Вскочили, взбудораженно загалдели, все кинулись к окну. У самой стены лежал на спине в ватной синей кофте манза: нагнулся было за новеньким золотым, но поднять, должно быть, не успел.
Уж что было дальше, не видал Андрей Иваныч. От ночи ли бессонной, от винного ли дурмана или еще от чего, но только сомлел он: как стоял у окна, так тут же на пол и сел.
Очнулся — совсем близко над ним шмитовы железно-серые глаза.
— Разве мыслимо? — Шмит встал с колен, выпрямился. — Офицер, как институтка, на кровь не может глядеть! Я всегда это говорю: офицер в мирное время должен учиться убивать…
Андрей Иваныч медленно поднимался с полу — шатнулся — схватился за Тихменя.
Тихмень взял его под руку, повел к выходу:
— Пойдемте, голубчик, пойдемте. Вам еще рано, погодите…
Вышли в маленький голый садик с почернелым забором, с печально-непокрытой землей. Только недавно еще вышло на небо солнце, а уж затягивался смертной пленкой тумана его зрак.

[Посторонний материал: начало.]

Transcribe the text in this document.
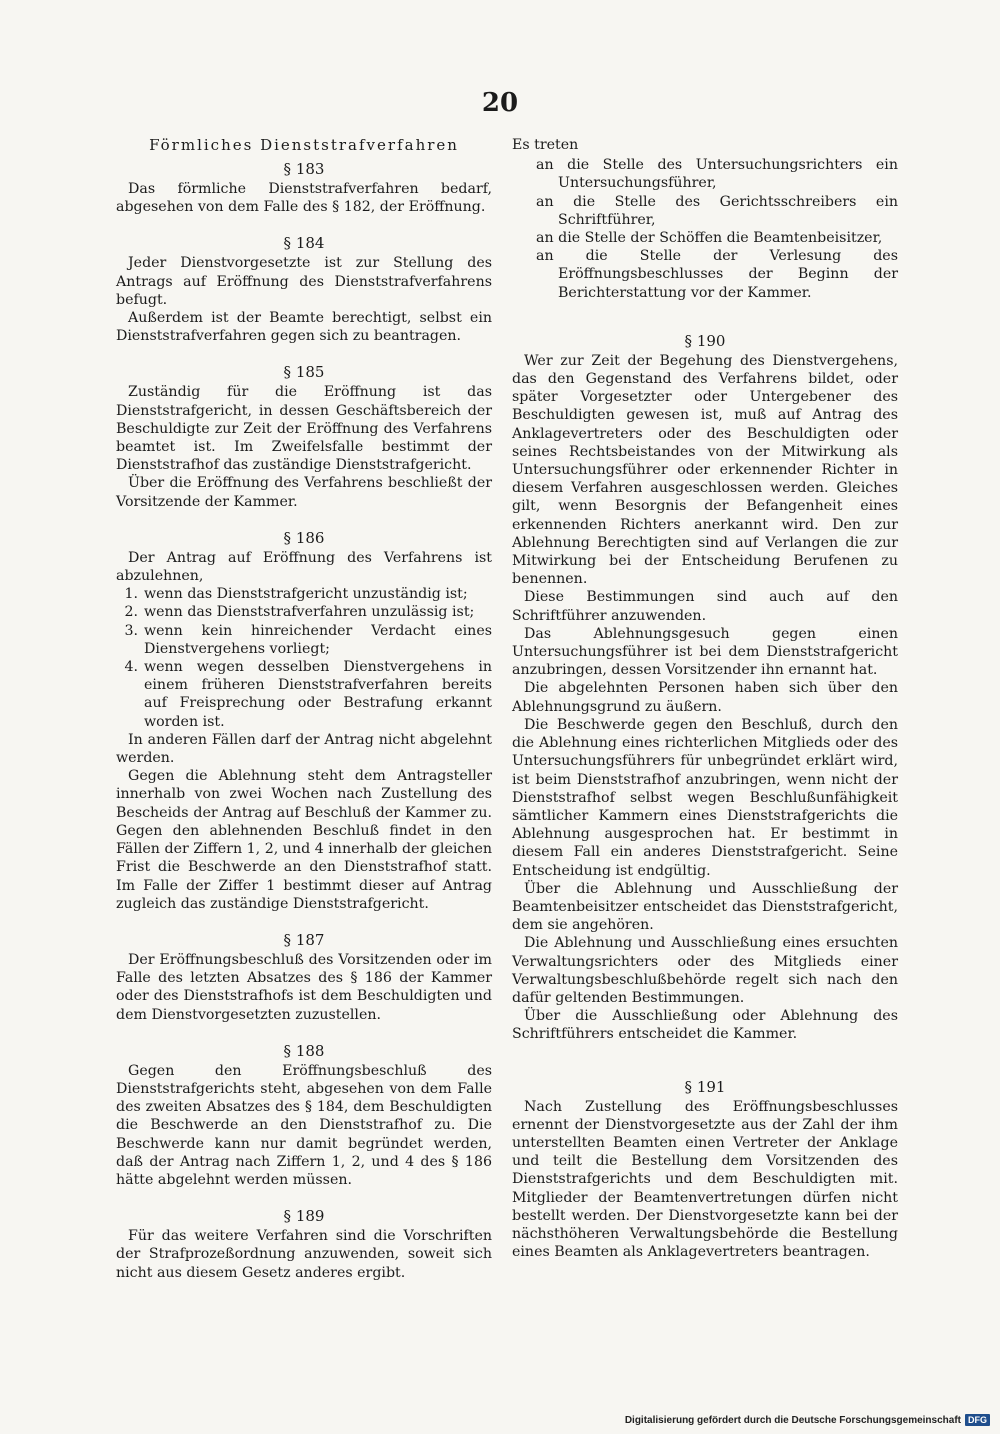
20
Förmliches Dienststrafverfahren
§ 183

Das förmliche Dienststrafverfahren bedarf, abgesehen von dem Falle des § 182, der Eröffnung.

§ 184

Jeder Dienstvorgesetzte ist zur Stellung des Antrags auf Eröffnung des Dienststrafverfahrens befugt.

Außerdem ist der Beamte berechtigt, selbst ein Dienststrafverfahren gegen sich zu beantragen.

§ 185

Zuständig für die Eröffnung ist das Dienststrafgericht, in dessen Geschäftsbereich der Beschuldigte zur Zeit der Eröffnung des Verfahrens beamtet ist. Im Zweifelsfalle bestimmt der Dienststrafhof das zuständige Dienststrafgericht.

Über die Eröffnung des Verfahrens beschließt der Vorsitzende der Kammer.

§ 186

Der Antrag auf Eröffnung des Verfahrens ist abzulehnen,

1. wenn das Dienststrafgericht unzuständig ist;
2. wenn das Dienststrafverfahren unzulässig ist;
3. wenn kein hinreichender Verdacht eines Dienstvergehens vorliegt;
4. wenn wegen desselben Dienstvergehens in einem früheren Dienststrafverfahren bereits auf Freisprechung oder Bestrafung erkannt worden ist.

In anderen Fällen darf der Antrag nicht abgelehnt werden.

Gegen die Ablehnung steht dem Antragsteller innerhalb von zwei Wochen nach Zustellung des Bescheids der Antrag auf Beschluß der Kammer zu. Gegen den ablehnenden Beschluß findet in den Fällen der Ziffern 1, 2, und 4 innerhalb der gleichen Frist die Beschwerde an den Dienststrafhof statt. Im Falle der Ziffer 1 bestimmt dieser auf Antrag zugleich das zuständige Dienststrafgericht.

§ 187

Der Eröffnungsbeschluß des Vorsitzenden oder im Falle des letzten Absatzes des § 186 der Kammer oder des Dienststrafhofs ist dem Beschuldigten und dem Dienstvorgesetzten zuzustellen.

§ 188

Gegen den Eröffnungsbeschluß des Dienststrafgerichts steht, abgesehen von dem Falle des zweiten Absatzes des § 184, dem Beschuldigten die Beschwerde an den Dienststrafhof zu. Die Beschwerde kann nur damit begründet werden, daß der Antrag nach Ziffern 1, 2, und 4 des § 186 hätte abgelehnt werden müssen.

§ 189

Für das weitere Verfahren sind die Vorschriften der Strafprozeßordnung anzuwenden, soweit sich nicht aus diesem Gesetz anderes ergibt.

Es treten

an die Stelle des Untersuchungsrichters ein Untersuchungsführer,

an die Stelle des Gerichtsschreibers ein Schriftführer,

an die Stelle der Schöffen die Beamtenbeisitzer,

an die Stelle der Verlesung des Eröffnungsbeschlusses der Beginn der Berichterstattung vor der Kammer.

§ 190

Wer zur Zeit der Begehung des Dienstvergehens, das den Gegenstand des Verfahrens bildet, oder später Vorgesetzter oder Untergebener des Beschuldigten gewesen ist, muß auf Antrag des Anklagevertreters oder des Beschuldigten oder seines Rechtsbeistandes von der Mitwirkung als Untersuchungsführer oder erkennender Richter in diesem Verfahren ausgeschlossen werden. Gleiches gilt, wenn Besorgnis der Befangenheit eines erkennenden Richters anerkannt wird. Den zur Ablehnung Berechtigten sind auf Verlangen die zur Mitwirkung bei der Entscheidung Berufenen zu benennen.

Diese Bestimmungen sind auch auf den Schriftführer anzuwenden.

Das Ablehnungsgesuch gegen einen Untersuchungsführer ist bei dem Dienststrafgericht anzubringen, dessen Vorsitzender ihn ernannt hat.

Die abgelehnten Personen haben sich über den Ablehnungsgrund zu äußern.

Die Beschwerde gegen den Beschluß, durch den die Ablehnung eines richterlichen Mitglieds oder des Untersuchungsführers für unbegründet erklärt wird, ist beim Dienststrafhof anzubringen, wenn nicht der Dienststrafhof selbst wegen Beschlußunfähigkeit sämtlicher Kammern eines Dienststrafgerichts die Ablehnung ausgesprochen hat. Er bestimmt in diesem Fall ein anderes Dienststrafgericht. Seine Entscheidung ist endgültig.

Über die Ablehnung und Ausschließung der Beamtenbeisitzer entscheidet das Dienststrafgericht, dem sie angehören.

Die Ablehnung und Ausschließung eines ersuchten Verwaltungsrichters oder des Mitglieds einer Verwaltungsbeschlußbehörde regelt sich nach den dafür geltenden Bestimmungen.

Über die Ausschließung oder Ablehnung des Schriftführers entscheidet die Kammer.

§ 191

Nach Zustellung des Eröffnungsbeschlusses ernennt der Dienstvorgesetzte aus der Zahl der ihm unterstellten Beamten einen Vertreter der Anklage und teilt die Bestellung dem Vorsitzenden des Dienststrafgerichts und dem Beschuldigten mit. Mitglieder der Beamtenvertretungen dürfen nicht bestellt werden. Der Dienstvorgesetzte kann bei der nächsthöheren Verwaltungsbehörde die Bestellung eines Beamten als Anklagevertreters beantragen.

Digitalisierung gefördert durch die Deutsche Forschungsgemeinschaft DFG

Тихмень сбросил фуражку, провел рукой по зализам своим, глянул вверх:
— Скверно. Все скверно. Так скверно! — сказал он скрипуче. Махнул рукой и опять сидел молча, слишком длинный, непрочный. Полз ржавый, ржавящий, желтый туман. — Хоть бы война какая, что ли… — буркнул в нос Тихмень.
— Хороши мы будем на войне!
Хотел это только сказать или сказал — и сам того не знал Андрей Иваныч: в голове колотилось, клочьями неслось стремглав, путалось.
Пост великий, мокреть, теплынь. Чавкает под ногами грязь — так чавкает, что вот-вот человека проглотит.
И глотает. Нету уж сил карачиться, сонный тонет человек и, засыпая, молит: «Ох, война бы, что ли… Пожар бы, запой бы уж, что ли…»
Чавкает грязь. Гиблые бродят люди по косе, уходящей в океан. Чертятся на черном вдалеке белые полосочки — корабли. Ах, не завернет ли какой-нибудь и сюда? С Великого Поста ведь всегда заходить начинают. Вот в прошлом году уж целых два в феврале зашли, — заверни, миленький, ах, заверни… Нет! Ну, так, может быть, — завтра?
И завтра пришло. Как снег на голову, как веселый снег — свалились французы.
В тот час сидели на пристани Молочко и Тихмень, вспоминали клуб ланцепупов, глядели вдаль. Вдали дымок, и все ближе, все быстрее — и уж вот он, весь виден: крейсер, белый и ладный, как лебедь, и французский флаг. Тихмень оробел и наутек пустился. А Молочко остался, загарцевал, взыграл: он первым все узнает, он первым — встретит, — он первым — расскажет!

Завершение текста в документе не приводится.